Es vergeht kaum ein Tag, an dem keine Sensationsmeldungen über Fanzahlen von Marken oder Prominenten verkündet werden. Doch welchen konkreten Nutzen hat die Marke davon? Die Social-Media-Studie „Beyond the Digital Hype“ der Managementberatung Brand Trust und des E-Commerce-Centers Handel zeigt wenig überzeugende Werte für die Kauf- und Weiterempfehlungsbereitschaft der Fans: Nur 32,5 Prozent der befragten Online-User würden bei entsprechendem Bedarf auf jeden Fall ein Produkt „ihrer“ Marke erwerben. Die „Auf-jeden-Fall“-Weiterempfehlungsrate der Marke an Freunde liegt bei schwachen 30,2 Prozent. Auch die Mehrzahl der von Brand Trust interviewten Experten (55 Prozent) attestiert der Fanzahl keine Aussagekraft über die Marke.

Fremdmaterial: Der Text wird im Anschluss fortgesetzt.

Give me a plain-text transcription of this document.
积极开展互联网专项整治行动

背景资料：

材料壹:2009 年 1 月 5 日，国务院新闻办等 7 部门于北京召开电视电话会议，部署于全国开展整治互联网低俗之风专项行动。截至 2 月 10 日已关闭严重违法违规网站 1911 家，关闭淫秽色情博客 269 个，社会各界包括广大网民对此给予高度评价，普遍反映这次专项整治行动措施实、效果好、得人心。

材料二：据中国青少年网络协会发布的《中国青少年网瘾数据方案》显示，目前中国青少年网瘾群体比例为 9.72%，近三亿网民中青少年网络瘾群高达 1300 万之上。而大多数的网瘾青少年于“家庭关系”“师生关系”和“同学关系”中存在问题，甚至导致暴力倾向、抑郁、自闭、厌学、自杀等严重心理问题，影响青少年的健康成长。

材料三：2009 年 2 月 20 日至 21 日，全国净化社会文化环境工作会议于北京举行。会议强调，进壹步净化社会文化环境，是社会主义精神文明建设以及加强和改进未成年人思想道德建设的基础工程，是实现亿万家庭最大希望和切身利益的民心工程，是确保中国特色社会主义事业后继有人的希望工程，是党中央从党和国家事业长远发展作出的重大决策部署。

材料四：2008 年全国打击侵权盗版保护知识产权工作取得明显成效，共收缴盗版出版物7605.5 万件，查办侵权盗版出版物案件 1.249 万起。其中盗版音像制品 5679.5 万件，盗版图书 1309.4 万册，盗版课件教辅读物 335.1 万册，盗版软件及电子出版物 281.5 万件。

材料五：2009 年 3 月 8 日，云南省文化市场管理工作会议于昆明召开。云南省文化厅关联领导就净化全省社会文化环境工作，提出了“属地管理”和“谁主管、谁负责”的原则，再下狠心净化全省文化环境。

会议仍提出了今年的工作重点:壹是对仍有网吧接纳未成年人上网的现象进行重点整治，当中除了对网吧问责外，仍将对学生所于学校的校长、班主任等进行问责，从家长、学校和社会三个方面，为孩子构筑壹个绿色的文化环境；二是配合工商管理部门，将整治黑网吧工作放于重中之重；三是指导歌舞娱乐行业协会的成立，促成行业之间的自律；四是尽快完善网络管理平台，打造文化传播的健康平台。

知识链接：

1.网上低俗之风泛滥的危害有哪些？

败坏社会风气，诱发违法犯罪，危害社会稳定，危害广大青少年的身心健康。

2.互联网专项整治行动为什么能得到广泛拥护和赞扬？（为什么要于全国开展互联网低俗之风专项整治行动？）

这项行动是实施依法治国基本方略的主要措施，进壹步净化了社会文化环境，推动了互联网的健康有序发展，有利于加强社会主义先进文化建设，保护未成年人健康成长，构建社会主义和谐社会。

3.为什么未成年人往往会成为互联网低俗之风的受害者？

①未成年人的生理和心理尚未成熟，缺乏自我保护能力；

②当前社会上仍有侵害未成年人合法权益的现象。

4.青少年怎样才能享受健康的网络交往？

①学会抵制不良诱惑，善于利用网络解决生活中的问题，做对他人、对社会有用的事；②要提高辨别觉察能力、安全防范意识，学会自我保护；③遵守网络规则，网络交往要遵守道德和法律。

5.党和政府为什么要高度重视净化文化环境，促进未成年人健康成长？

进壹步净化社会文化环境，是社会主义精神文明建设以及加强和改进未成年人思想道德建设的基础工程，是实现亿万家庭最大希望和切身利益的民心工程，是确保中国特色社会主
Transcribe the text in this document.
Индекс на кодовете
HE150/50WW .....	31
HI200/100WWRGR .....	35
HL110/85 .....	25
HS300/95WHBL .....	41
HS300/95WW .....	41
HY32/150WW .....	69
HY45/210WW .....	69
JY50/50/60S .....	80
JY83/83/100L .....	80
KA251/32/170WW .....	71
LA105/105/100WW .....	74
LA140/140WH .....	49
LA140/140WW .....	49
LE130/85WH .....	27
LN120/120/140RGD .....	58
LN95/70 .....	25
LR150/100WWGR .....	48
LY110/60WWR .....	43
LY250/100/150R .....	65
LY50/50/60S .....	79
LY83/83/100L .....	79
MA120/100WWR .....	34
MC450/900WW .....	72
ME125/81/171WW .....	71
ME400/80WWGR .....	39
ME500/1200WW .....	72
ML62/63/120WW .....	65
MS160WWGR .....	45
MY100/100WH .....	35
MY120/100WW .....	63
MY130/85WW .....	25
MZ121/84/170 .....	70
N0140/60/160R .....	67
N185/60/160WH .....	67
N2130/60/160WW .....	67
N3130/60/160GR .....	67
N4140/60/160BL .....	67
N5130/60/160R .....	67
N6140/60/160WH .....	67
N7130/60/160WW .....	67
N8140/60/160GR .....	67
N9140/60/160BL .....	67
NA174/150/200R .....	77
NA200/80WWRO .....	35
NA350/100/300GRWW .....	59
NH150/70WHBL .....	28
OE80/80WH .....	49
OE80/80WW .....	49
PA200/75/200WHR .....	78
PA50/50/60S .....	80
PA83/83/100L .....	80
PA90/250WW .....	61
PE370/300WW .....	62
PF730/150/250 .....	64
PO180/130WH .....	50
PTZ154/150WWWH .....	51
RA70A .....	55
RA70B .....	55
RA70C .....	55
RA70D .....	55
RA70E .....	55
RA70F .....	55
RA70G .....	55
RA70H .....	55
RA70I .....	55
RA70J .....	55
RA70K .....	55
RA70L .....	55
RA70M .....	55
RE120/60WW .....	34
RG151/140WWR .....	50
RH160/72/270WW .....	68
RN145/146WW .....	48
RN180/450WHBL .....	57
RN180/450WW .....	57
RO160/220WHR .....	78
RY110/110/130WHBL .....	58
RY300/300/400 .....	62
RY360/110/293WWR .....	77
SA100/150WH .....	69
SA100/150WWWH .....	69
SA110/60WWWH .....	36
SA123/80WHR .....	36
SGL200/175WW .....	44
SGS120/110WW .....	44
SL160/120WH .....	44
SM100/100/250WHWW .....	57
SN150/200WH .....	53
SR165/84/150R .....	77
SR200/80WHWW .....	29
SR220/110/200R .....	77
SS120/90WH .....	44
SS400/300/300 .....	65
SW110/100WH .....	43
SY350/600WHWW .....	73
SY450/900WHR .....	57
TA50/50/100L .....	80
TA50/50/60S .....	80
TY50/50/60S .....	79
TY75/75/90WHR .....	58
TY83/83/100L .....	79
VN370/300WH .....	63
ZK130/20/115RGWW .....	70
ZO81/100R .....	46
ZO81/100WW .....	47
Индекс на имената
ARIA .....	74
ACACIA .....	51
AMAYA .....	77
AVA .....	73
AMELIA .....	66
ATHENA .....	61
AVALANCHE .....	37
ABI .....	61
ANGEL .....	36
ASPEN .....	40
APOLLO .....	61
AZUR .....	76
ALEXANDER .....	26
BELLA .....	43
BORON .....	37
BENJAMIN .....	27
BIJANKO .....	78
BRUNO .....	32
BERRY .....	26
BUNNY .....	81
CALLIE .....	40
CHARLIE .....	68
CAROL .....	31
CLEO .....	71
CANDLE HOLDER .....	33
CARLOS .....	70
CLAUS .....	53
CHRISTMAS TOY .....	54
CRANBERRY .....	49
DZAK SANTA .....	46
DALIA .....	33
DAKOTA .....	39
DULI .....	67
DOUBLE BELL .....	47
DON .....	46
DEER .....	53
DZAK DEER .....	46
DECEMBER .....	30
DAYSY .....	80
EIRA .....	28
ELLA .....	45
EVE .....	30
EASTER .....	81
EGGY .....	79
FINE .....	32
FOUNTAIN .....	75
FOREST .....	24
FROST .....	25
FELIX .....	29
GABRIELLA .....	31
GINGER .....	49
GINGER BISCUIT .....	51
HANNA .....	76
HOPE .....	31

Was für Marken dagegen wirklich zählt, ist nach Überzeugung von Studien-Initiator und Brand Trust Geschäftsführer Klaus-Dieter Koch die echte Bereitschaft der User, ihre persönliche Reputation im Netz zu riskieren und eine Marke tatsächlich weiterzuempfehlen. „Mit dem Anklicken eines ‚Like’-Buttons ist dies längst nicht geschehen“, sagt Koch. Was viele Online-Protagonisten nicht gerne hören werden, belegt die Studie ebenfalls: Offline-Quellen geben noch immer den stärksten Kaufimpuls. Mit 76 Prozent steht die Beratung im Geschäft weiter an erster Stelle der präferierten Informationsquellen, die auch den Ausschlag für den Kaufakt liefern. Es folgen Empfehlungen von Freunden und Bekannten (72,3 Prozent). Auch der Blick in die Begründungen, warum User Fans von Marken und Unternehmen wurden, lässt den Schluss zu, dass Offline-Erfahrungen und Kontakte vorausgegangen sein müssen. „Online braucht Offline zum Markenaufbau“, betont Koch. Denn viele der Inhalte, über die online diskutiert oder gevotet wird, hätten offline stattgefunden. Hierzu gehörten Events genauso wie das Nutzungserlebnis von Produkten oder der Kaufakt selbst.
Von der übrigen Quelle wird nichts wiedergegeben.